Quoi qu’il en soit, les grid girls feraient donc partie de ces « femmes-objets » destinées à faire en sorte que les hommes s’agglutinent devant leurs téléviseurs. Les principales intéressées ne s’en défendent pas forcément – du moment qu’elles y trouvent leur compte. « Moi, je suis étudiante, et ces cachets m’ont bien aidé, explique Catharina. Après, est-ce que je suis une femme-objet parce que je fais ça ? Personne ne reproche à un vigile qui joue les gros costauds à l’entrée d’un magasin, qu’il est un « homme-objet », ni qu’il montre une image dégradante de l’homme ! ». Pas faux – d’autant que dans ce job-là aussi, la personne n’est utilisée que pour son corps. L’approche de Tania est plus terre à terre. « Je ne me soucie pas de savoir si je suis une “femme-objet” ou non. Pour moi, qui suis mannequin, c’est juste un moyen de gagner de l’argent. Donc, de ce point de vue là, c’était un job plutôt facile, puisqu’il n’y avait pas à passer de casting. Et puis, c’est plutôt bien payé. Donc, c’est con qu’ils l’aient supprimé. » Les deux jeunes femmes se voient déjà rebondir sur des épreuves « moins prestigieuses » en Formule 2 et 3 et/ou en Moto GP. « La Formule 1, c’était sur deux jours, il y avait plus d’heures, donc c’était mieux payé. Tout ce que j’espère, maintenant, c’est que les autres compétitions automobiles ne vont pas s’en inspirer, ce serait dommage », soupire Catharina.

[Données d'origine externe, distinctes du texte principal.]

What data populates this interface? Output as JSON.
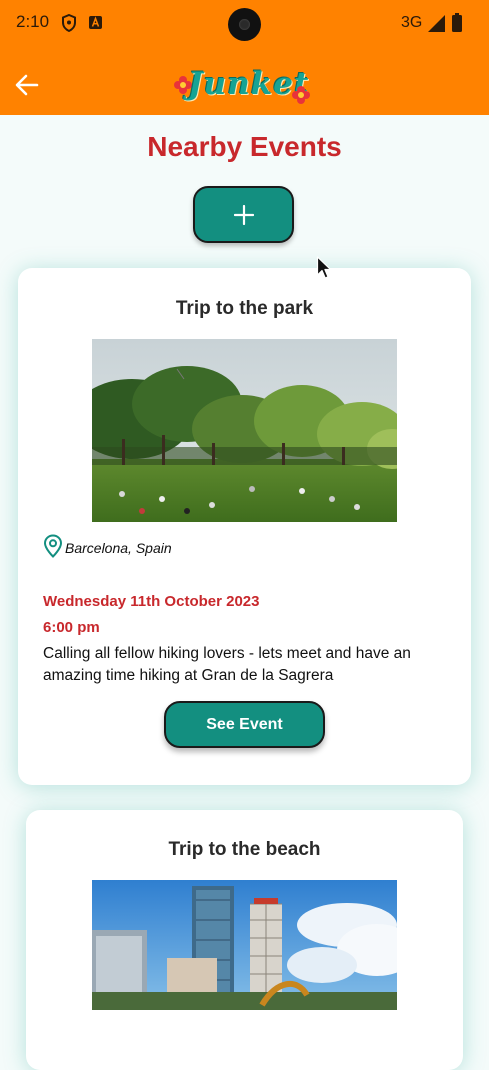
{
  "status_bar": {
    "time": "2:10",
    "network": "3G",
    "icons": [
      "shield-icon",
      "a-badge-icon",
      "signal-icon",
      "battery-icon"
    ]
  },
  "header": {
    "back_icon": "arrow-left-icon",
    "logo_text": "Junket"
  },
  "page": {
    "title": "Nearby Events",
    "add_button_icon": "plus-icon"
  },
  "events": [
    {
      "title": "Trip to the park",
      "location": "Barcelona, Spain",
      "date": "Wednesday 11th October 2023",
      "time": "6:00 pm",
      "description": "Calling all fellow hiking lovers - lets meet and have an amazing time hiking at Gran de la Sagrera",
      "button_label": "See Event"
    },
    {
      "title": "Trip to the beach"
    }
  ],
  "colors": {
    "header_bg": "#ff8200",
    "accent_red": "#c8282c",
    "button_teal": "#138f80",
    "logo_teal": "#16a394",
    "card_glow": "#40b4a5"
  }
}
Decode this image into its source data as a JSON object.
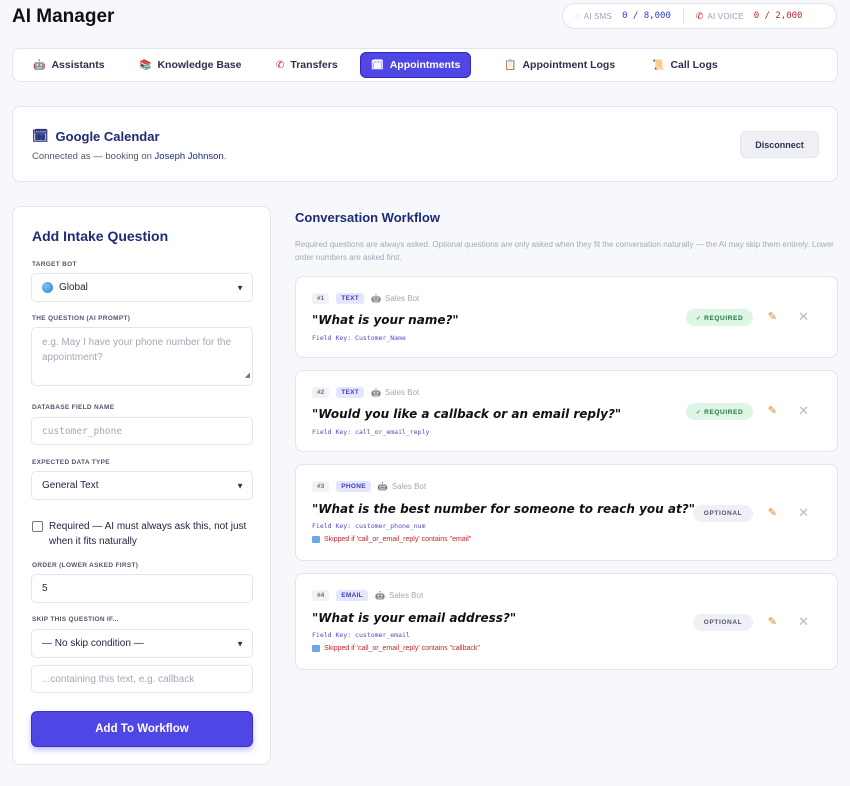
{
  "app": {
    "title": "AI Manager"
  },
  "quota": {
    "sms_label": "AI SMS",
    "sms_value": "0 / 8,000",
    "voice_label": "AI VOICE",
    "voice_value": "0 / 2,000"
  },
  "tabs": [
    {
      "label": "Assistants",
      "icon": "robot-icon",
      "active": false
    },
    {
      "label": "Knowledge Base",
      "icon": "books-icon",
      "active": false
    },
    {
      "label": "Transfers",
      "icon": "phone-icon",
      "active": false
    },
    {
      "label": "Appointments",
      "icon": "calendar-icon",
      "active": true
    },
    {
      "label": "Appointment Logs",
      "icon": "clipboard-icon",
      "active": false
    },
    {
      "label": "Call Logs",
      "icon": "scroll-icon",
      "active": false
    }
  ],
  "calendar": {
    "title": "Google Calendar",
    "connected_prefix": "Connected as — booking on",
    "user": "Joseph Johnson",
    "user_suffix": ".",
    "disconnect_label": "Disconnect"
  },
  "form": {
    "title": "Add Intake Question",
    "target_bot_label": "TARGET BOT",
    "target_bot_value": "Global",
    "question_label": "THE QUESTION (AI PROMPT)",
    "question_placeholder": "e.g. May I have your phone number for the appointment?",
    "field_name_label": "DATABASE FIELD NAME",
    "field_name_placeholder": "customer_phone",
    "data_type_label": "EXPECTED DATA TYPE",
    "data_type_value": "General Text",
    "required_label": "Required — AI must always ask this, not just when it fits naturally",
    "order_label": "ORDER (LOWER ASKED FIRST)",
    "order_value": "5",
    "skip_label": "SKIP THIS QUESTION IF...",
    "skip_value": "— No skip condition —",
    "skip_text_placeholder": "...containing this text, e.g. callback",
    "submit_label": "Add To Workflow"
  },
  "workflow": {
    "title": "Conversation Workflow",
    "description": "Required questions are always asked. Optional questions are only asked when they fit the conversation naturally — the AI may skip them entirely. Lower order numbers are asked first.",
    "questions": [
      {
        "num": "#1",
        "type": "TEXT",
        "bot": "Sales Bot",
        "text": "\"What is your name?\"",
        "key": "Field Key: Customer_Name",
        "skip": "",
        "status": "✓ REQUIRED"
      },
      {
        "num": "#2",
        "type": "TEXT",
        "bot": "Sales Bot",
        "text": "\"Would you like a callback or an email reply?\"",
        "key": "Field Key: call_or_email_reply",
        "skip": "",
        "status": "✓ REQUIRED"
      },
      {
        "num": "#3",
        "type": "PHONE",
        "bot": "Sales Bot",
        "text": "\"What is the best number for someone to reach you at?\"",
        "key": "Field Key: customer_phone_num",
        "skip": "Skipped if 'call_or_email_reply' contains \"email\"",
        "status": "OPTIONAL"
      },
      {
        "num": "#4",
        "type": "EMAIL",
        "bot": "Sales Bot",
        "text": "\"What is your email address?\"",
        "key": "Field Key: customer_email",
        "skip": "Skipped if 'call_or_email_reply' contains \"callback\"",
        "status": "OPTIONAL"
      }
    ]
  },
  "colors": {
    "accent": "#4f46e5",
    "title": "#1e2a78",
    "danger": "#c0262c",
    "success_bg": "#dff5e6"
  }
}
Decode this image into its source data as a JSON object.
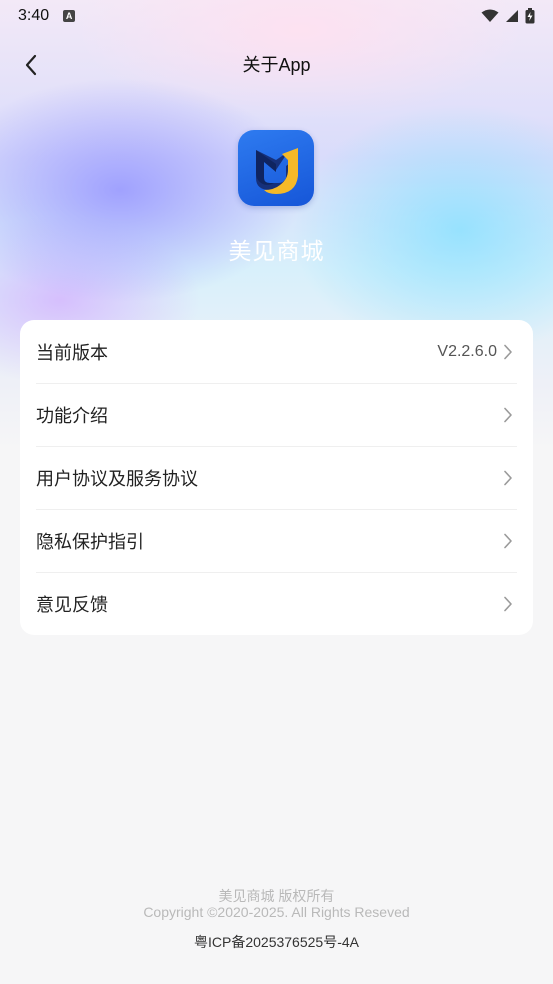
{
  "status_bar": {
    "time": "3:40",
    "notification_icon": "A",
    "icons": [
      "wifi-icon",
      "signal-icon",
      "battery-icon"
    ]
  },
  "nav": {
    "title": "关于App",
    "back_icon": "chevron-left-icon"
  },
  "app": {
    "name": "美见商城",
    "logo_icon": "app-logo-icon",
    "colors": {
      "logo_bg": "#1f66e6",
      "logo_accent": "#f5b928",
      "logo_dark": "#16307a"
    }
  },
  "menu": [
    {
      "label": "当前版本",
      "value": "V2.2.6.0"
    },
    {
      "label": "功能介绍"
    },
    {
      "label": "用户协议及服务协议"
    },
    {
      "label": "隐私保护指引"
    },
    {
      "label": "意见反馈"
    }
  ],
  "footer": {
    "line1": "美见商城 版权所有",
    "line2": "Copyright ©2020-2025. All Rights Reseved",
    "icp": "粤ICP备2025376525号-4A"
  }
}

Désormais ce sont donc des enfants, les Grid Kids, apprentis-pilotes, qui seront sur le bitume avant le départ des courses. Ce qui met Tania en colère : « jamais je n’enverrai mon enfant sur une grille de départ : avant une course, il y a les gaz d’échappement, les odeurs de produits chimiques… Ça peut être dangereux pour un enfant ! » peste-t-elle, balayant la concurrence d’un revers de main manucurée.